In a major recent report, the National Academy of Sciences declared that biotechnology has created a "dilemma in which the same technologies can be used legitimately for human betterment and misused for bioterrorism." It identified seven categories of "experiments of concern" requiring special scrutiny, including work to increase the virulence of a pathogen or to alter it to defeat vaccines or drugs - the kind of research Buller is performing.

But his work is far from the only high-tech biological experiment that has raised eyebrows.

Scientists at the Armed Forces Institute of Pathology in Washington have reconstructed genetic material from the influenza virus that caused the 1918 pandemic that killed more than 20 million people worldwide and inserted some of its genes into a contemporary flu virus for tests on mice.

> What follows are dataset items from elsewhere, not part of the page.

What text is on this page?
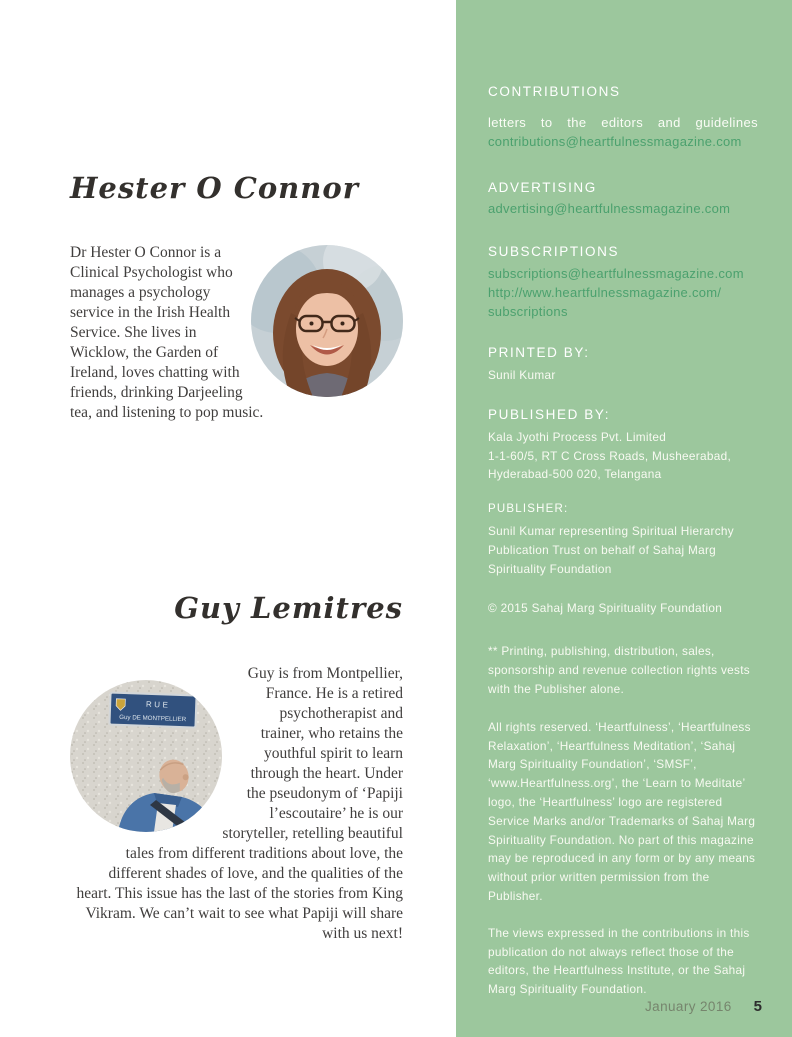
Hester O Connor

Dr Hester O Connor is a Clinical Psychologist who manages a psychology service in the Irish Health Service. She lives in Wicklow, the Garden of Ireland, loves chatting with friends, drinking Darjeeling tea, and listening to pop music.

Guy Lemitres
RUE
Guy DE MONTPELLIER

Guy is from Montpellier, France. He is a retired psychotherapist and trainer, who retains the youthful spirit to learn through the heart. Under the pseudonym of ‘Papiji l’escoutaire’ he is our storyteller, retelling beautiful tales from different traditions about love, the different shades of love, and the qualities of the heart. This issue has the last of the stories from King Vikram. We can’t wait to see what Papiji will share with us next!

CONTRIBUTIONS

letters to the editors and guidelines contributions@heartfulnessmagazine.com

ADVERTISING

advertising@heartfulnessmagazine.com

SUBSCRIPTIONS

subscriptions@heartfulnessmagazine.com
http://www.heartfulnessmagazine.com/
subscriptions

PRINTED BY:

Sunil Kumar

PUBLISHED BY:

Kala Jyothi Process Pvt. Limited
1-1-60/5, RT C Cross Roads, Musheerabad,
Hyderabad-500 020, Telangana

PUBLISHER:

Sunil Kumar representing Spiritual Hierarchy Publication Trust on behalf of Sahaj Marg Spirituality Foundation

© 2015 Sahaj Marg Spirituality Foundation

** Printing, publishing, distribution, sales, sponsorship and revenue collection rights vests with the Publisher alone.

All rights reserved. ‘Heartfulness’, ‘Heartfulness Relaxation’, ‘Heartfulness Meditation’, ‘Sahaj Marg Spirituality Foundation’, ‘SMSF’, ‘www.Heartfulness.org’, the ‘Learn to Meditate’ logo, the ‘Heartfulness’ logo are registered Service Marks and/or Trademarks of Sahaj Marg Spirituality Foundation. No part of this magazine may be reproduced in any form or by any means without prior written permission from the Publisher.

The views expressed in the contributions in this publication do not always reflect those of the editors, the Heartfulness Institute, or the Sahaj Marg Spirituality Foundation.

January 2016 5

Last year, scientists from the State University of New York at Stony Brook created an infectious polio virus from scratch using information available on the Internet and DNA material bought by mail order.

With the National Institutes of Health biodefense research budget up six-fold since 2001, more and more scientists are conducting such experiments.

"Unfortunately the large expansion of biodefense research is going to expose many vulnerabilities," says Rutgers' Ebright. "The basic problem is that it's very easy to identify vulnerabilities and far harder to protect against them."

In the case of altered mousepox, the vulnerability was discovered by accident three years ago by researchers at the Australian National University. While experimenting with vaccines to sterilize mice, they inserted a gene for an immune-system chemical called IL-4 into mousepox, a virus that infects mice. They were surprised to find that the mousepox became extraordinarily virulent, killing 60 percent of vaccinated mice.